Sin embargo, la travesía vale la pena. Unos minutos, pasando el parque de diversiones, el asfalto es solo una línea opacada por el verde del bosque y el cielo limpio, sin smog, tan azul. El frio en Santo Tomas Ajusco se siente a pesar del sol, aunque no cala tanto. Un arco y algunas cabañas que ofrecen quesadillas y cecina, a la altura del kilómetro 12.5 de la Carretera Panorámica Picacho-Ajusco son la señal de llegada. Algunos muchachos vestidos con playera y gorra verde levantan la mano y se acercan a todo el que se detiene: “¿Vienes por un árbol de navidad? Pásale acá. Lo puedes cortar tu si quieres”.
Detrás de esos comedores rústicos se extienden 82 hectáreas de pinos. Muchos de ellos serán el centro de atención de las casas chilangas durante las fiestas de fin de año. Ahí también está el rancho La Poza del Indio, al pie de una montaña de coníferas, con su extenso campo empastado, un par de cocinas campestres, un vivero, una llanta colgada de un árbol convertida así en columpio y una modesta cabaña de ladrillos rojos desgastados, donde vive con su familia Israel Hernández Mota, representante del Centro Piloto de Árboles de Navidad Lomas de Tepemecatl.
—¿Sol o sombra? —dice el hombre con el acento golpeado de los campesinos antes de sentarse a platicar—. Yo soy amante del sol. Soy como las lagartijas y las víboras.
Su rostro moreno ha sido tostado por el trabajo en el campo. La gorra le da sombra a sus ojos pero no al resto de su cara. Sus manos son callosas y ásperas y sus brazos se miran resecos por el frio. Su cabello y bigote ya dibujan canas. A simple vista rebasa los 50 años. Los últimos 20 los ha dedicado a sembrar pinos para la época navideña.

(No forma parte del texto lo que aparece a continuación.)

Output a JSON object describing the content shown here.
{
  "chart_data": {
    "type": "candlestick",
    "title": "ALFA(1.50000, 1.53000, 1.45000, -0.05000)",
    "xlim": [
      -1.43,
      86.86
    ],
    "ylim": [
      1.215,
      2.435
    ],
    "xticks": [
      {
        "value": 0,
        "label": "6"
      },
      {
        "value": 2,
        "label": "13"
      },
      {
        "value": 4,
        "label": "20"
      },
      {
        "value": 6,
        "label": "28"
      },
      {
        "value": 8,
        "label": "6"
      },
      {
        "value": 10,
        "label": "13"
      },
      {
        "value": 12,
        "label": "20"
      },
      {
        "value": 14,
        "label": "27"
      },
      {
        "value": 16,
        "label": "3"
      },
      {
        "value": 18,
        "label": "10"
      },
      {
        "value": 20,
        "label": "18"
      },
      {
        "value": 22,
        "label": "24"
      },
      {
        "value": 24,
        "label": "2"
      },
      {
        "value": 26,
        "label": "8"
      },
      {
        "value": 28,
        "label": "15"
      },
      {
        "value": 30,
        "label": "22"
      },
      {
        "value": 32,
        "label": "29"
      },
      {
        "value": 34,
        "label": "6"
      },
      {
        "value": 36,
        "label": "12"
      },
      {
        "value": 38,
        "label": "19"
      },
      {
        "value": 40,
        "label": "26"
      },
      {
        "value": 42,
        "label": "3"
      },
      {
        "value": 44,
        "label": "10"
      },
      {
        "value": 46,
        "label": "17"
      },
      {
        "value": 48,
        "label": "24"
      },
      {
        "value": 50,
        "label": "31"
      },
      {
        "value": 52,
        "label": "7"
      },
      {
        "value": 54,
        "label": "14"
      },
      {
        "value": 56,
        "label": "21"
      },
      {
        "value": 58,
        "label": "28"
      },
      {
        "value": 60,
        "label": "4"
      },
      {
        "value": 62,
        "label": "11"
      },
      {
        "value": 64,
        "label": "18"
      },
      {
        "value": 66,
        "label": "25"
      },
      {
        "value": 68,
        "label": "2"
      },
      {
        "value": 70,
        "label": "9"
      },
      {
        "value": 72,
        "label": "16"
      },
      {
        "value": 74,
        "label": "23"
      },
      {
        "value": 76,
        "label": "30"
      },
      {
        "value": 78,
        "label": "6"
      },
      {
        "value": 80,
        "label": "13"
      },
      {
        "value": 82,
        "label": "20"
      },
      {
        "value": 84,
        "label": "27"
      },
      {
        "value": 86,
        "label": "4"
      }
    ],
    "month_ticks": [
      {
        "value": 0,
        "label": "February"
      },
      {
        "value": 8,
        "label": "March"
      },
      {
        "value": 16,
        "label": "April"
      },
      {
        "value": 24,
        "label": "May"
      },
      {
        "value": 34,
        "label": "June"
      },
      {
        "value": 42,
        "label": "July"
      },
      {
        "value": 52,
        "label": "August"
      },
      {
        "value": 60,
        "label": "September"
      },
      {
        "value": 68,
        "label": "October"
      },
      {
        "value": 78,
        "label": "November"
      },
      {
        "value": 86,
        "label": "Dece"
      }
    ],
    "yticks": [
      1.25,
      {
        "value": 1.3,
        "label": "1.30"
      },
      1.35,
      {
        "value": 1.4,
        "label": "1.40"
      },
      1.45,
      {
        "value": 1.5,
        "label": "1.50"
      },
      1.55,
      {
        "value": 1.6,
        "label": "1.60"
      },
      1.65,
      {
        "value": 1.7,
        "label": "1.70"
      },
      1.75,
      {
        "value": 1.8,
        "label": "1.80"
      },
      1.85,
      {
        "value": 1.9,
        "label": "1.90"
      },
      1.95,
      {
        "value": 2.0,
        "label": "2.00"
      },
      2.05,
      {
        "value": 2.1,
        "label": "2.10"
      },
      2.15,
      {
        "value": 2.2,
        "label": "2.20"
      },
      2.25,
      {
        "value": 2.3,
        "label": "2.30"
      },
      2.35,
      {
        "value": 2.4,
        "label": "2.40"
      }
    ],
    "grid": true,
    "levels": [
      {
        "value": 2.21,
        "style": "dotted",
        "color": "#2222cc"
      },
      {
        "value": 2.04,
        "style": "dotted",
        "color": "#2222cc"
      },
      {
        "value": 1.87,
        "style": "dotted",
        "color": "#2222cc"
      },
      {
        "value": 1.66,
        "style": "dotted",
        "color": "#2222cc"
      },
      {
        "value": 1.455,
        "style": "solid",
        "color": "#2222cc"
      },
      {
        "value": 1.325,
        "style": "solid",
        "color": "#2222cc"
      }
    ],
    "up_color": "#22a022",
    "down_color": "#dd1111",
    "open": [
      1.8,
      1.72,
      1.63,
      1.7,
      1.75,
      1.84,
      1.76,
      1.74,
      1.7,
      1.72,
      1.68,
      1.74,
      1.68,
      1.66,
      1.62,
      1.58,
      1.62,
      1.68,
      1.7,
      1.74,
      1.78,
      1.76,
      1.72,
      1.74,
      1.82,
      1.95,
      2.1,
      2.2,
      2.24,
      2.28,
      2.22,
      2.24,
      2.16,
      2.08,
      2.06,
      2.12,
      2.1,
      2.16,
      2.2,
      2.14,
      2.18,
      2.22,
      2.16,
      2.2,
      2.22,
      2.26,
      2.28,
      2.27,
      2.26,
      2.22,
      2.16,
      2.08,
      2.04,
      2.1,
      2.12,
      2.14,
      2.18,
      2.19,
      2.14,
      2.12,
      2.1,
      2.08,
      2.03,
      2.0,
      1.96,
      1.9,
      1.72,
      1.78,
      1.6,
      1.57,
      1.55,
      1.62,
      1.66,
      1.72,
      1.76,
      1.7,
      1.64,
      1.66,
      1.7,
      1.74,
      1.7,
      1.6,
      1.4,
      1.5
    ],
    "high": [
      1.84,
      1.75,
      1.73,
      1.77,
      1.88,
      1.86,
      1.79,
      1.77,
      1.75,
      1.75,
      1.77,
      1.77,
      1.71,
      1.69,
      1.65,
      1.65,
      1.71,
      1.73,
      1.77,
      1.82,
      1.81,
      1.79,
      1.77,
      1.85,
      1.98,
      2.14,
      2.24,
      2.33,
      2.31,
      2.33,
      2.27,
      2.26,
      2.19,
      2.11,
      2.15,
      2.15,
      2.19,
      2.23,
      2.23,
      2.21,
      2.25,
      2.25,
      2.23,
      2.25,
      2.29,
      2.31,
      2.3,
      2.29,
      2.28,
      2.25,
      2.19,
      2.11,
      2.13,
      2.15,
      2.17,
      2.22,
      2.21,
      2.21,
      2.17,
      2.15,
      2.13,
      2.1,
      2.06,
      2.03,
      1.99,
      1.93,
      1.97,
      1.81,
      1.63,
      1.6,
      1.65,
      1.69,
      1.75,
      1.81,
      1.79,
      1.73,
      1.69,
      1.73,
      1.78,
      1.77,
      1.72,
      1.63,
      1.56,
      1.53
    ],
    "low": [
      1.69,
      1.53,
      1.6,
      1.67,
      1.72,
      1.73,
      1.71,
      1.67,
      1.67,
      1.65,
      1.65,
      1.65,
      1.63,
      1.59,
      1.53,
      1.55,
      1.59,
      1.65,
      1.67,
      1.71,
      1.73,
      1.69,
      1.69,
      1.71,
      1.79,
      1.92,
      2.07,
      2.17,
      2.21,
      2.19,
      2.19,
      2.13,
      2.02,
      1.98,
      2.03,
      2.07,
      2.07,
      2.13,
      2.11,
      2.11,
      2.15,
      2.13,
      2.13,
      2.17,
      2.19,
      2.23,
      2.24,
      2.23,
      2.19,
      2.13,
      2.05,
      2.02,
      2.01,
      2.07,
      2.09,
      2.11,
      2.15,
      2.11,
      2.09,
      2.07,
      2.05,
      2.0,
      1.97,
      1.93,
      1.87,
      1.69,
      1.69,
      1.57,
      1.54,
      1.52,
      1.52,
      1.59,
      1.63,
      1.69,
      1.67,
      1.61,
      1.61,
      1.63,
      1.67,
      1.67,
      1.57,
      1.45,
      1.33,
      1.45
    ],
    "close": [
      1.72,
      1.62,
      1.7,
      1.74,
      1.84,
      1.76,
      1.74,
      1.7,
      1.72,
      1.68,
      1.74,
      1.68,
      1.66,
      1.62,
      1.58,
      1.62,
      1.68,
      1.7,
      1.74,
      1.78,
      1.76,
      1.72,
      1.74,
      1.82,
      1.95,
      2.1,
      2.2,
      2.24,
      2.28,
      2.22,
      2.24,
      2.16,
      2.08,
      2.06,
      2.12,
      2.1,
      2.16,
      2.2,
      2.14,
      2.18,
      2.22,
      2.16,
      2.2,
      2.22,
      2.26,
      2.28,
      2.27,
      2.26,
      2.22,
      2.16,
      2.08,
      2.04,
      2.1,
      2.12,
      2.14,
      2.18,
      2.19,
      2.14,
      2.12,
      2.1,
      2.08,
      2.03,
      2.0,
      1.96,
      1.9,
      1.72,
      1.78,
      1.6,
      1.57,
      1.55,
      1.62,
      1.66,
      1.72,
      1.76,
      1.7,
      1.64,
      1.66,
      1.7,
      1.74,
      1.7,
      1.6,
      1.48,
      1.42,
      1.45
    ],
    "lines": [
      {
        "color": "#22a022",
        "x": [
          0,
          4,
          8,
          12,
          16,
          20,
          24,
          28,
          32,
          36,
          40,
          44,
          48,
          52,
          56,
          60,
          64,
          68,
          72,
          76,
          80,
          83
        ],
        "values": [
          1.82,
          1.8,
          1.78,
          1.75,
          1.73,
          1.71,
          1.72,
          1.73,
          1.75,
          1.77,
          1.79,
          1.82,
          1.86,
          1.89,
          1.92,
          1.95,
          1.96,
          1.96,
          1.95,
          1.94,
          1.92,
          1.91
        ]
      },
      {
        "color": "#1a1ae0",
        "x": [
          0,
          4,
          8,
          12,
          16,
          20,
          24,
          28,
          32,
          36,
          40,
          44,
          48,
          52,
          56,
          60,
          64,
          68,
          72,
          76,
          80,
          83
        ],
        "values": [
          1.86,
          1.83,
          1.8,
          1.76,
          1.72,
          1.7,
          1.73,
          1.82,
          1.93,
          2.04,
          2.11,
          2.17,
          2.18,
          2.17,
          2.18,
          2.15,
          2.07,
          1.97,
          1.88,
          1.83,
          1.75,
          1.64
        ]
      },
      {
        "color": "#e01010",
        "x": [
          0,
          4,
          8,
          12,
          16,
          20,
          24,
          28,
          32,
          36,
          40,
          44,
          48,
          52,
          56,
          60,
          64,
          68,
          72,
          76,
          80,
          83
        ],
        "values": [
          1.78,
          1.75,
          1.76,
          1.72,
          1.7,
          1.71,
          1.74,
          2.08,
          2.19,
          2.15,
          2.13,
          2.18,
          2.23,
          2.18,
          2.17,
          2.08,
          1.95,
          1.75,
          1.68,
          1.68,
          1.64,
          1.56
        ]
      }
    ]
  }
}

—Nosotros iniciamos en 1997 con estas plantaciones —cuenta—. En aquel entonces se empezaba a ver, a platicar mucho, se empezaba a mencionar esto de la contaminación y demás. Nos juntamos unos compañeros de aquí, de la comunidad. Éramos cuatro personas que estuvimos en ese entonces y platicamos cómo podíamos apoyar aquello de la contaminación. Y entonces se nos vino la idea de esto, de los árboles de la navidad. Vemos que nos ayuda para lo que es el medio ambiente, principalmente en lo que es la contaminación porque absorben mucho bióxido de carbono”.
Si bien el cuidado del medio ambiente les interesaba, estos comuneros miraban que las tierras donde sembraban maíz, frijol, haba y forrajes comenzaban a erosionarse por la posición geográfica en que se encuentran. Debían hacer algo. Los árboles podrían reparar el suelo y de paso crear un negocio redituable que les permitiera tener una mejor calidad de vida y dar una preparación académica más amplia a sus hijos, pues la mayoría de ellos solo cursaron la primaria.
Así llegaron a la desaparecida Secretaría de Agricultura Recursos Naturales y Pesca a buscar a un ingeniero al que le gustó la propuesta que entonces era una novedad —de ahí el nombre de Centro Piloto—. La dependencia les dio los árboles, los capacitó y los apoyó con el personal de las cuadrillas que daban mantenimiento al bosque para que les ayudara a plantar los primeros brotes de pino. Hasta la fecha reciben apoyo de las autoridades: la Secretaría de Medio Ambiente y Recursos Naturales (SEMARNAT) les autoriza sus plantaciones; la Comisión Nacional Forestal (CONAFOR) les da capacitación y los apoya con algún tipo de maquinaria; y la Comisión de Recursos Naturales (CORENA) les proporciona algunas plantas.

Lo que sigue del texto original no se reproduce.